Le caractère réactionnaire des ententes est confirmé de la bouche du patronat lui-même, qui se réjouit de leur contenu. «Les ententes de principe auxquelles nous sommes parvenus sont responsables, équilibrées et en adéquation avec la volonté des Québécois», a déclaré la présidente du Conseil du trésor, Sonia Lebel.
Le gouvernement est impatient de mettre un terme au conflit de travail pour pouvoir aller de l’avant avec son programme de coupes sociales et le saccage des services publics. Legault a fait adopter, en pleine négociation, le projet de loi 15, une restructuration majeure du réseau de la santé dirigée par des «top gun» du milieu des affaires. L’adoption du PL15, qui vise à privatiser encore plus les soins et attaquer les droits des travailleurs, a été rendue possible grâce à la complicité des syndicats, qui ont délibérément séparé cet enjeu des négociations collectives et qui s’apprêtent à ligoter les travailleurs avec une convention de 5 ans sans droit de grève.
Les syndicats savent très bien que les ententes sont mauvaises et qu’elles rencontreront une vive opposition parmi les travailleurs. C’est ce qu’a reconnu Éric Gingras, président de la Centrale des syndicats du Québec (CSQ): «Est-ce que tout est parfait ? La réponse est non». Gingras a dit qu’il appuyait l’offre, mais n’a pas osé dire qu’il la recommanderait ouvertement. Pour sa part, la présidente de la Fédération des travailleurs du Québec (FTQ), Magali Picard, a affirmé qu’elle la recommanderait.
Il y a une division du travail parmi les chefs syndicaux pour faire passer les ententes. Certains vont les vanter haut et fort, alors que d’autres, comme Gingras, vont garder une certaine distance par rapport aux ententes pour ne pas perdre la face en cas de rejet par les membres, tout en se laissant une marge pour manœuvrer pour la suite. Dans tous les cas, ils misent sur la division des travailleurs, la duperie et les demi-vérités, l’essoufflement du mouvement et les menaces de loi spéciale pour forcer les travailleurs à accepter les reculs.
À la question d’un journaliste à savoir si les syndicats allaient lancer une grève générale illimitée si les travailleurs rejetaient les offres, les chefs syndicaux ont dit que «c’est peu probable».
Pendant que les chefs syndicaux parlent de la lutte comme une chose du passé afin de démobiliser les membres, une importante opposition gagne du terrain parmi les travailleurs.
Dimanche dernier, le Comité de base de coordination des travailleurs du secteur public, soutenu par le WSWS, a tenu une réunion avec succès pour mobiliser les travailleurs opposés aux ententes de trahison. Une importante résolution, qui avance une tout autre perspective, basée sur la mobilisation politique de toute la classe ouvrière, a été adoptée à forte majorité. Elle se lit en partie comme suit:
* Cette réunion exige la divulgation immédiate et complète des ententes pour donner aux membres de la base assez de temps pour analyser, échanger et questionner.
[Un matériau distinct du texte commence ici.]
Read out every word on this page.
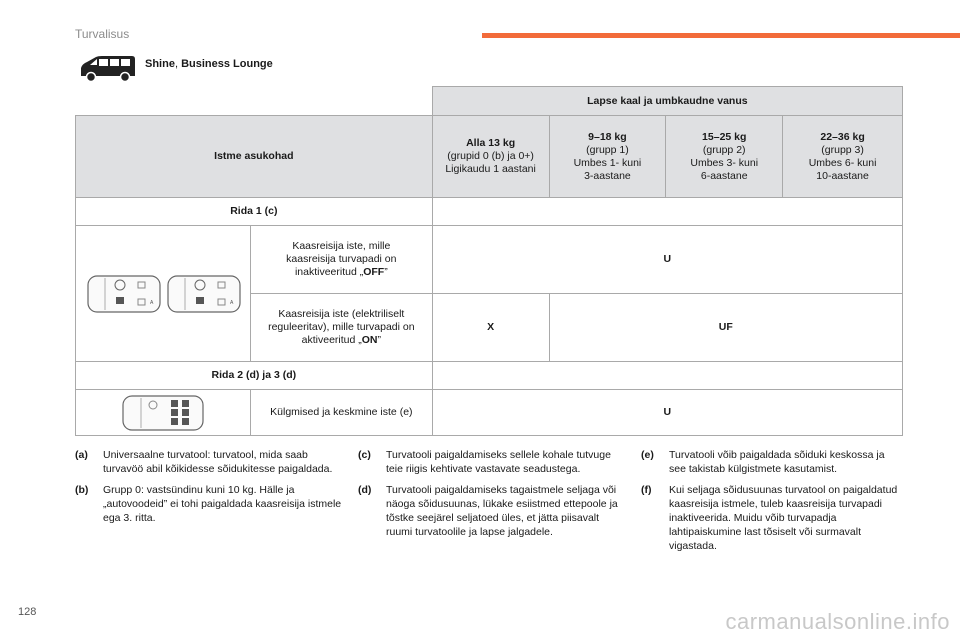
Turvalisus
Shine, Business Lounge
		Lapse kaal ja umbkaudne vanus			
Istme asukohad		Alla 13 kg
(grupid 0 (b) ja 0+)
Ligikaudu 1 aastani	9–18 kg
(grupp 1)
Umbes 1- kuni
3-aastane	15–25 kg
(grupp 2)
Umbes 3- kuni
6-aastane	22–36 kg
(grupp 3)
Umbes 6- kuni
10-aastane
Rida 1 (c)					

A A	Kaasreisija iste, mille
kaasreisija turvapadi on
inaktiveeritud „OFF”	U			
	Kaasreisija iste (elektriliselt
reguleeritav), mille turvapadi on
aktiveeritud „ON”	X	UF		
Rida 2 (d) ja 3 (d)					
	Külgmised ja keskmine iste (e)	U			
(a)	Universaalne turvatool: turvatool, mida saab turvavöö abil kõikidesse sõidukitesse paigaldada.
(b)	Grupp 0: vastsündinu kuni 10 kg. Hälle ja „autovoodeid” ei tohi paigaldada kaasreisija istmele ega 3. ritta.
(c)	Turvatooli paigaldamiseks sellele kohale tutvuge teie riigis kehtivate vastavate seadustega.
(d)	Turvatooli paigaldamiseks tagaistmele seljaga või näoga sõidusuunas, lükake esiistmed ettepoole ja tõstke seejärel seljatoed üles, et jätta piisavalt ruumi turvatoolile ja lapse jalgadele.
(e)	Turvatooli võib paigaldada sõiduki keskossa ja see takistab külgistmete kasutamist.
(f)	Kui seljaga sõidusuunas turvatool on paigaldatud kaasreisija istmele, tuleb kaasreisija turvapadi inaktiveerida. Muidu võib turvapadja lahtipaiskumine last tõsiselt või surmavalt vigastada.
128	carmanualsonline.info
* Cette réunion s’engage à tout faire pour mobiliser l’appui populaire massif dont jouissent les travailleurs du secteur public, en passant par-dessus la tête des syndicats qui sont en connivence avec le gouvernement.
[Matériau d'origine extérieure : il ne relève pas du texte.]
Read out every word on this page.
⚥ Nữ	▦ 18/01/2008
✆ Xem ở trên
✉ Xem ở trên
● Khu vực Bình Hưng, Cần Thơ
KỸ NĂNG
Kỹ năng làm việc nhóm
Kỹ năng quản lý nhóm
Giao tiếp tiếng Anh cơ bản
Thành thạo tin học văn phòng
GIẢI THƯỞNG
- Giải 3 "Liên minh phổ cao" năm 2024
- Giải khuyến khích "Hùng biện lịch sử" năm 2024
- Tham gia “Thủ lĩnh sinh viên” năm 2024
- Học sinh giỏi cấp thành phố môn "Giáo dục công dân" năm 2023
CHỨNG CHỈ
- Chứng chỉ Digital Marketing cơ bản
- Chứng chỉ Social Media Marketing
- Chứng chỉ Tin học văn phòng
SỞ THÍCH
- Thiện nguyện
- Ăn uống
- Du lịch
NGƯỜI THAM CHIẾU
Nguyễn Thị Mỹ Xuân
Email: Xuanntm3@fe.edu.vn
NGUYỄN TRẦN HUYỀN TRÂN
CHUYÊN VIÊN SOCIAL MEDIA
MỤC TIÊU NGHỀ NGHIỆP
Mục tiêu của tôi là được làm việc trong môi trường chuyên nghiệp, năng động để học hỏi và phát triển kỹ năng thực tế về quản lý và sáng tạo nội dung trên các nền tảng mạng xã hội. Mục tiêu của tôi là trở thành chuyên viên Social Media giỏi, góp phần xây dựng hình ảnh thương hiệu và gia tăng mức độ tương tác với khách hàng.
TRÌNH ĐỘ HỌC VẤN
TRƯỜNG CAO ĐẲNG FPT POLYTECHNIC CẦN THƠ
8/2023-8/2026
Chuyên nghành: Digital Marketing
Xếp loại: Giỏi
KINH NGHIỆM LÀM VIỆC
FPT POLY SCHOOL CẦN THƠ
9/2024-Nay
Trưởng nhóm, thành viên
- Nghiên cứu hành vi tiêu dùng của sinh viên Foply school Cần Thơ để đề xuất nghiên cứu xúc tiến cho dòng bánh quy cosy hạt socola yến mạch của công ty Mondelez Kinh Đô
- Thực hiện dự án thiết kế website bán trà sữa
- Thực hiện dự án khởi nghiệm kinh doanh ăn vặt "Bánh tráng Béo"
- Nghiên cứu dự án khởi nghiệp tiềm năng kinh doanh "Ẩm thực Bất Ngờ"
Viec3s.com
* La menace d’une loi spéciale souligne la nécessité de mener notre lutte sur une base radicalement différente en tant que lutte politique des travailleurs.
* Il faut l’élargir et l’étendre au reste de la classe ouvrière – pas juste dans la province, mais dans tout le Canada – afin d’en faire un défi explicite au programme d’austérité et de guerre de la classe dirigeante.
* Pour ce faire, il faut intensifier le travail de ce comité de coordination afin de construire un réseau de comités de base, indépendants des appareils syndicaux. Sa tâche sera de préparer une contre-offensive ouvrière pour la défense des conditions de travail et des services publics de tous.